National Report on Housing Shortage Places Oregon Among 10 States Struggling Most to Produce New Units

The housing shortage is temporarily improving, not because of the construction of new housing but because people are moving away to cheaper places.

Apartments on Northeast Sandy Boulevard. (Brian Brose)

A new report from the nonprofit Up for Growth found that the nationwide housing shortage eased slightly in the last year for which there is data—but even within that slightly positive change lie the seeds of an even bigger looming shortage.

Up for Growth defines housing underproduction as the difference between the housing a state has and the housing it needs. Nationwide, underproduction stands at 3.89 million units in 2022, down 50,000 units from 2021. That’s the first decline the group has calculated since it began running the numbers in 2012. (One of its key contributors is Mike Wilkerson, a housing economist at the Portland consulting firm ECONorthwest.)

For Oregon, the underproduction number declined by nearly 10,000 units in 2022, leaving the state short 78,000 units and placing us among the 10 states with the largest housing deficits.

“On its surface, the leveling of housing underproduction seems like positive news,” said Up for Growth CEO Mike Kingsella. “Instead, it illuminates the negative effects of long-term housing shortages along the West Coast. What’s happening in San Francisco should serve as a cautionary tale for metros like Nashville and Houston, which are struggling to adequately meet rising demand.”

What is happening in San Francisco—and in Portland, to a lesser extent—is that the housing shortage is temporarily improving, not because of the construction of new housing but because people are moving away to cheaper places.

In a case study on San Francisco, the Up for Growth report noted an issue that a report from the Common Sense Institute Oregon highlighted earlier this week.

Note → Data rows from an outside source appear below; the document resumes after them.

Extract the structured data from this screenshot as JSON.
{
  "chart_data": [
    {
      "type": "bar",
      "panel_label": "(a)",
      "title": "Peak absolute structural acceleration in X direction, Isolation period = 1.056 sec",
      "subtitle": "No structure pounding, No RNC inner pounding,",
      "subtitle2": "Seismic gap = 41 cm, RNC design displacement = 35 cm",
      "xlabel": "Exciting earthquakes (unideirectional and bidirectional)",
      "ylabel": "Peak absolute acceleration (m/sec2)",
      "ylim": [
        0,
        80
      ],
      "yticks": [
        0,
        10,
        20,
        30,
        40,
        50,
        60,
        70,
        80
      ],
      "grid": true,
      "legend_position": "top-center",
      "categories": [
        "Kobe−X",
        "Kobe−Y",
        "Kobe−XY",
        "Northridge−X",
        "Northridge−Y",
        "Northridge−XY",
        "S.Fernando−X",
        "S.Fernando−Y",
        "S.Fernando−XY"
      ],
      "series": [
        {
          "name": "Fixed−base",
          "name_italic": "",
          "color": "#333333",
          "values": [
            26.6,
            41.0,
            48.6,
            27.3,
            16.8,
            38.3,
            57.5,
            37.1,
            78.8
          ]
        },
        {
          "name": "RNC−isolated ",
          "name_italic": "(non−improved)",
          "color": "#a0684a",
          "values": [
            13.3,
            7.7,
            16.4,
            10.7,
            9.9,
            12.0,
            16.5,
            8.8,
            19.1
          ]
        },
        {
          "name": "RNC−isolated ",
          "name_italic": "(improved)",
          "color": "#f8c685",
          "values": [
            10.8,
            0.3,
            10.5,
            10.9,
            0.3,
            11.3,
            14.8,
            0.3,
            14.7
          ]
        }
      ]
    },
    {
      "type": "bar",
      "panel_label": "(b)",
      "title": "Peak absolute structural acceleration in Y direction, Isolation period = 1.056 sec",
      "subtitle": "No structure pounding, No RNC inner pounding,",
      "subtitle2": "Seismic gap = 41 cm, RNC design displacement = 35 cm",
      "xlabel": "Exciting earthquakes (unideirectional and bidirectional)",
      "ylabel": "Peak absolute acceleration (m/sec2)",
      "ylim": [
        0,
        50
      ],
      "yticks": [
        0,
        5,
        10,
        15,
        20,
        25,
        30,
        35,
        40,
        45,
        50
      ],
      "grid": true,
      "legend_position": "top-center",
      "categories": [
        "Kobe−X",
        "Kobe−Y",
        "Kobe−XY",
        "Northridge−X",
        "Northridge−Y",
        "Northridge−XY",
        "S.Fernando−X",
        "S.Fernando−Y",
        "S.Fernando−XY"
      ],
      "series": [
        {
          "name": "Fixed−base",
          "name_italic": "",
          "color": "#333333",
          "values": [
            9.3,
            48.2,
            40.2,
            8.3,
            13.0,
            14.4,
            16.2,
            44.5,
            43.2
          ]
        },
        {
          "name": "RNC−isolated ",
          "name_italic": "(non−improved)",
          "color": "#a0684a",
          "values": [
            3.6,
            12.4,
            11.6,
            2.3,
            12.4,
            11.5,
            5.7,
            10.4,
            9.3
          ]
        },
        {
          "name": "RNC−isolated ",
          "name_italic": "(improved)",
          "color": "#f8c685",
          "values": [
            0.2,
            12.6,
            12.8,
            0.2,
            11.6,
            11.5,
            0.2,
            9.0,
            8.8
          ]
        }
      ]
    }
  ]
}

“Household formation in these areas significantly decreased. Driven in no small part by the high cost of housing, households that could have formed in these communities formed somewhere else instead,” the Up for Growth report says. “This phenomenon, as observed in the San Francisco Bay area, could explain why the middle of the country shows worsening underproduction while the West shows overall improvement.”

One graphic, that shows the difference between the number of apartment units completed and the number started in the first half of 2024 tells the story of why the group is pessimistic: The pipeline is empty nationally, as it is in Portland.

Apartment completions far exceed new starts.

“Peak delivery of multifamily homes occurred in 2024, about 2 years after the peak of permit cycle,” the report says. Beginning in 2025 and continuing for at least one year, multifamily unit delivery is expected to steeply decline.”

That’s the case in Portland, as well.

In August, ECONorthwest’s Wilkerson released a study projecting Portland would issue the lowest number of new housing permits this year since 2009. In a follow-up interview, Wilkerson told The Oregonian that local conditions are dire: “There continues to be no institutional-scale development.”